Par un mémoire en défense, enregistré le 15 juillet 2024, le ministre de l’intérieur et des outre-mer conclut au rejet de la requête.
Il soutient que :
- les moyens soulevés ne sont pas fondés ;
- il est fondé, à titre subsidiaire, à solliciter une substitution de motif tiré de ce que l’absence de service fait est de nature à justifier la retenue litigieuse en réduisant le traitement de l’intéressé de moitié.
Par ordonnance du 15 juillet 2024, la clôture d’instruction a été fixée au 16 octobre 2024.
Vu les autres pièces du dossier.
Vu :
- le code général de la fonction publique ;
- le code de justice administrative.
Les parties ont été régulièrement averties du jour de l’audience.

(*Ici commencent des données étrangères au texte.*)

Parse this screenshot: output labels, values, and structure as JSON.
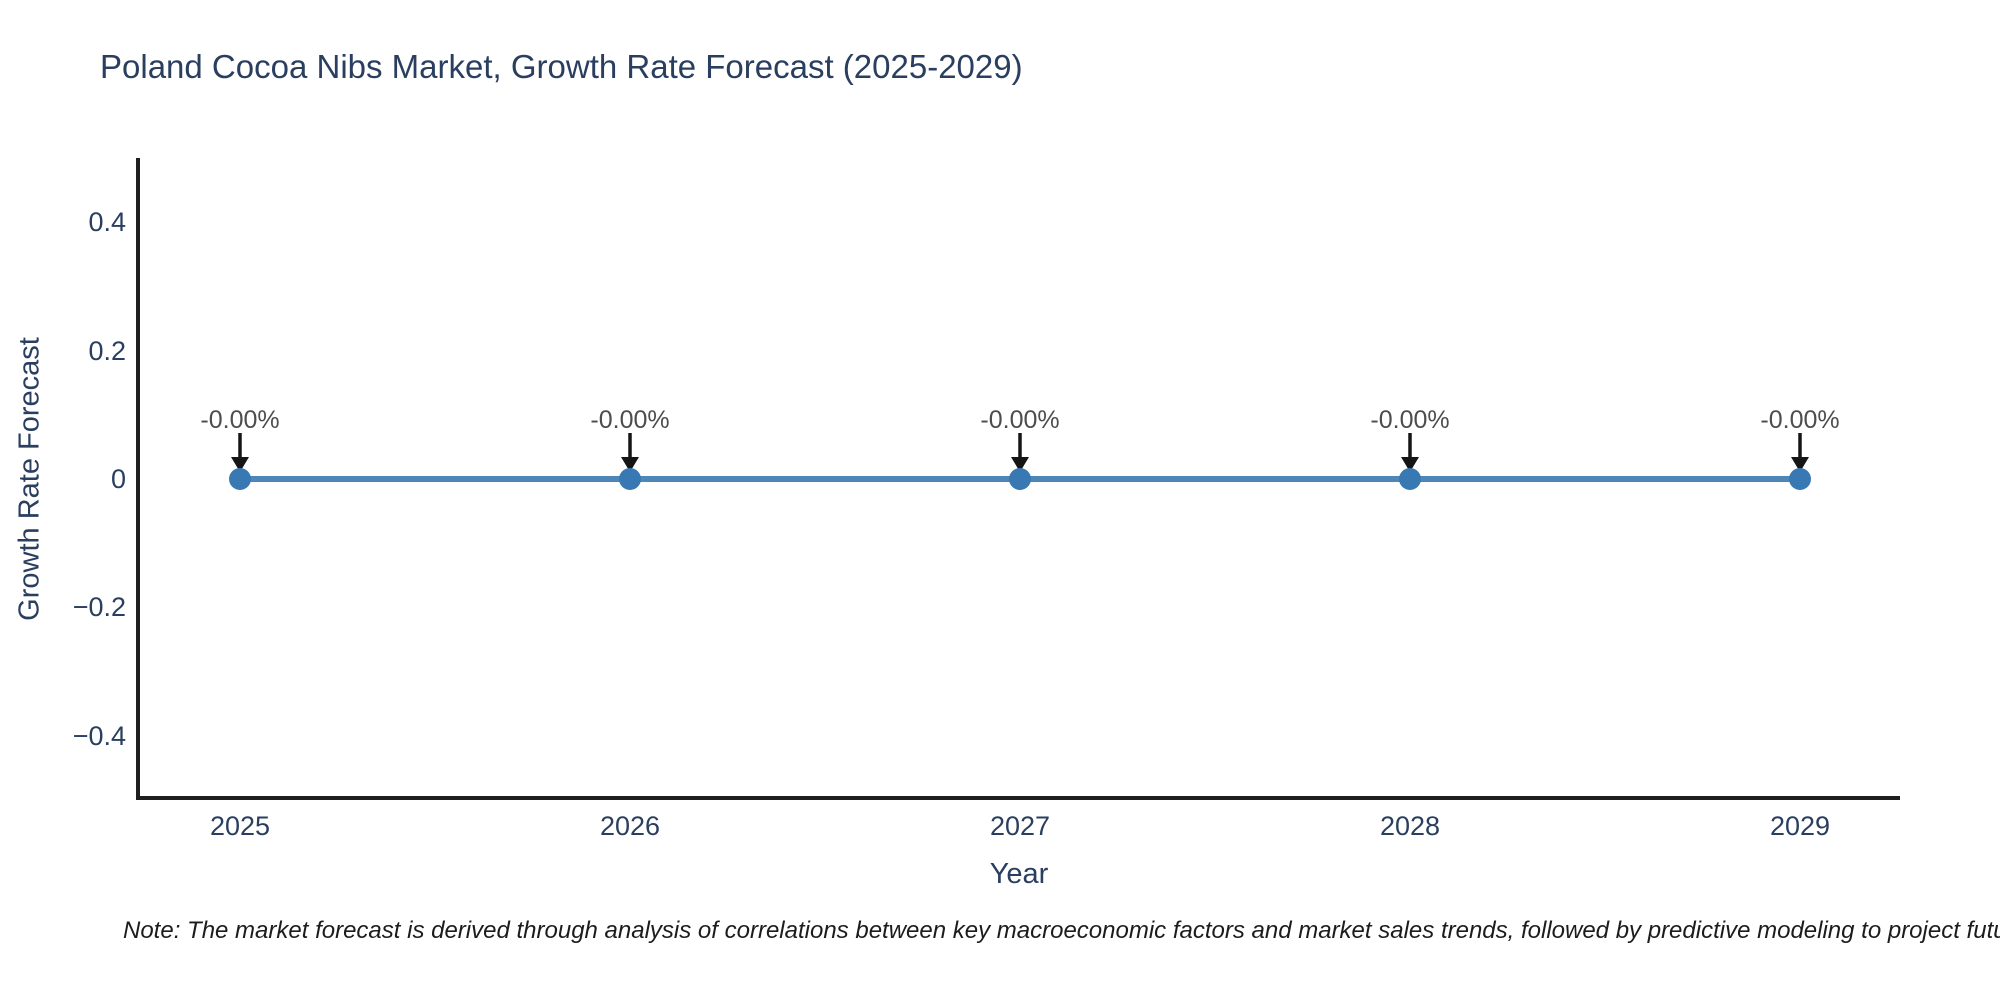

Le rapport de M. Gros, président, a été entendus au cours de l’audience publique, les parties n’étant ni présentes, ni représentées.
Considérant ce qui suit :
1. M. B… A…, sous-préfet hors classe, a été, par un arrêté du préfet du Calvados daté du 28 août 2020, suspendu de ses fonctions de sous-préfet de Lisieux à la suite de sa mise en examen et son placement sous contrôle judiciaire, procédure pénale ouverte par le procureur de la République près le tribunal judiciaire de Rouen. Par un décret du Président de la République du 24 septembre 2020, il a été mis fin à ses fonctions de sous-préfet de Lisieux et par une décision du 29 septembre suivant, M. A… a été affecté en qualité de chargé de mission au secrétariat général du ministère de l’intérieur à compter du 25 septembre 2020. À compter du 1er avril 2023, le ministre de l’intérieur et des outre-mer a, par un arrêté du 8 mars 2023, procédé à une retenue sur traitement à l’encontre de M. A…, égale à la moitié de son traitement. Par un courrier en date du 8 avril 2023, M. A… a formé un recours gracieux à l’encontre de cet arrêté sur lequel le silence gardé par le ministre a fait naître une décision implicite de rejet. Par la présente requête, M. A… doit être regardé comme demandant au tribunal d’annuler l’arrêté du 8 mars 2023 par lequel le ministre de l’intérieur et des outre-mer a procédé à une retenue sur traitement égale à la moitié de son traitement à compter du 1er avril 2023, ensemble la décision implicite portant rejet de son recours gracieux.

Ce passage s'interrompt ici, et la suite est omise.